Norm Smith, president and CEO of The Ford Family Foundation, will retire on April 15, 2013. Norm was the first employee hired when the Foundation commenced operations in 1997.
“Norm has been an outstanding leader in overseeing the growth and development of the Foundation throughout this critical period,” said Ron Parker, chairman of the Board of Directors of the Foundation. “He has also been an effective spokesman for the Foundation and helped establish it as a philanthropic leader in the Pacific Northwest. Norm will leave the Foundation in excellent shape with two nationally recognized initiatives in place and an outstanding staff.”
A national search for Norm’s successor is underway, and a new CEO is expected to be in place before his departure.
“I intersected with the 1996 search for the president of The Ford Family Foundation while working in San Francisco in the Law and Government Affairs division of AT&T,” Norm recalled. “My wife, Kathy, and son, Spencer, and I are all native Oregonians, so coming home was just one of the appealing aspects of accepting the position.”

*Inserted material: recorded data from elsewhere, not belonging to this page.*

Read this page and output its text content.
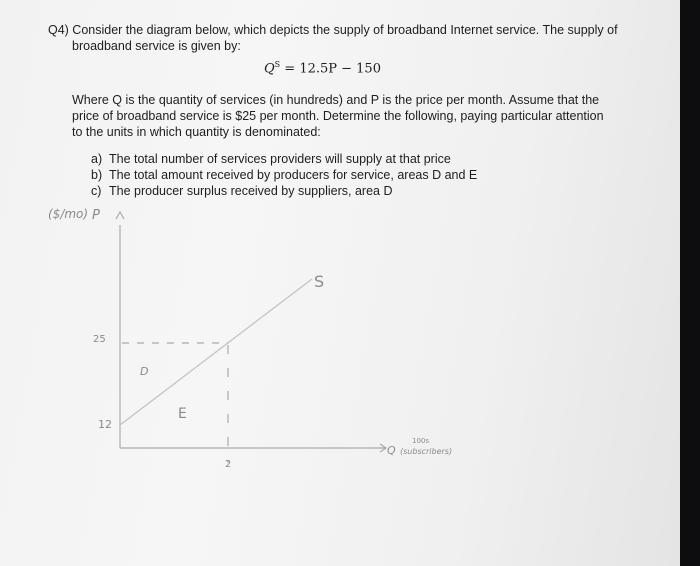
Q4) Consider the diagram below, which depicts the supply of broadband Internet service. The supply of
broadband service is given by:
$Q^S = 12.5P - 150$
Where Q is the quantity of services (in hundreds) and P is the price per month. Assume that the
price of broadband service is $25 per month. Determine the following, paying particular attention
to the units in which quantity is denominated:
a) The total number of services providers will supply at that price
b) The total amount received by producers for service, areas D and E
c) The producer surplus received by suppliers, area D
($/mo) P
S
25
12
2
D
E
Q
100s
(subscribers)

Prior to his AT&T career, Norm had practiced law in Washington, D.C., and Portland, Ore., and served in the Oregon House of Representatives.
“The challenge of working with a new Board of Directors on a very promising, philanthropic start-up in southern Oregon was a powerful draw,” Norm recalled.
Norm was recruited at the end of 1996, when Kenneth Ford, founder of Roseburg Forest Products, was very ill. Mr. Ford passed away at age 88 in February 1997, but not before he had hand-selected a Board of Directors to shepherd the newly renamed Ford Family Foundation.
“I was on standby to fly up to meet him on short notice in early 1997,” Norm said, “but he passed away before I had the chance to listen to his thoughts and hopes for the Foundation. The Board stepped up to secure Mr. Ford’s legacy. They gave me great guidance and insight to his vision for a large, private philanthropy to benefit small- and mid-size communities across rural Oregon and Siskiyou County, Calif.”
When Norm began, the Foundation had an endowment of $256 million. Today, it is one of the largest private foundations in the Pacific Northwest and has recently ranked in the top 100 in assets in the nation, growing to $700 million. In addition, it has distributed over $250 million for charitable purposes since 1997.
The Foundation also operates the Ford Institute for Community Building. The Institute was launched in 2000 and is now working in 80 rural “hubs” across the region with leadership development, organizational capacity building, and community collaborations to achieve rural, community vitality. There are 4,000 graduates of the Institute’s rural, leadership program.
The Foundation in 1997 had a history of charitable gifts from Mr. Ford, and two programs that provided access to post-secondary education for financially needy students. Today, those two scholarship programs have grown into five, creating a major initiative of the Foundation. More than 1,000 scholarship recipients are currently enrolled, and alumni number more than 3,000. In most programs, recipients are eligible for receiving funding of up to 90% of their unmet need. The Foundation has granted nearly $123 million to students.
The Ford Scholar Alumni Association strives to keep recipients of the Ford Scholars Program connected and engaged in their communities.
Norm encourages alumni to stay together and consult other programs and models. Perhaps even consider expanding to include other Ford Family Scholarship recipients like Ford Opportunity and Ford ReStart Scholars. He recommends participating in annual award banquets to solicit new interest and to keep highlighting successes in our newsletter.
“Ford Scholars are people of true grit,” Norm said, adding that alumni help fulfill Mr. Ford’s vision of creating vital rural communities. “You were originally selected in the belief that with a chance at post-secondary education, each of you would be closer to his vision of successful citizens. In that regard, exercise your citizenship by making your block, your village, your school a better place by engaging with others to that end.”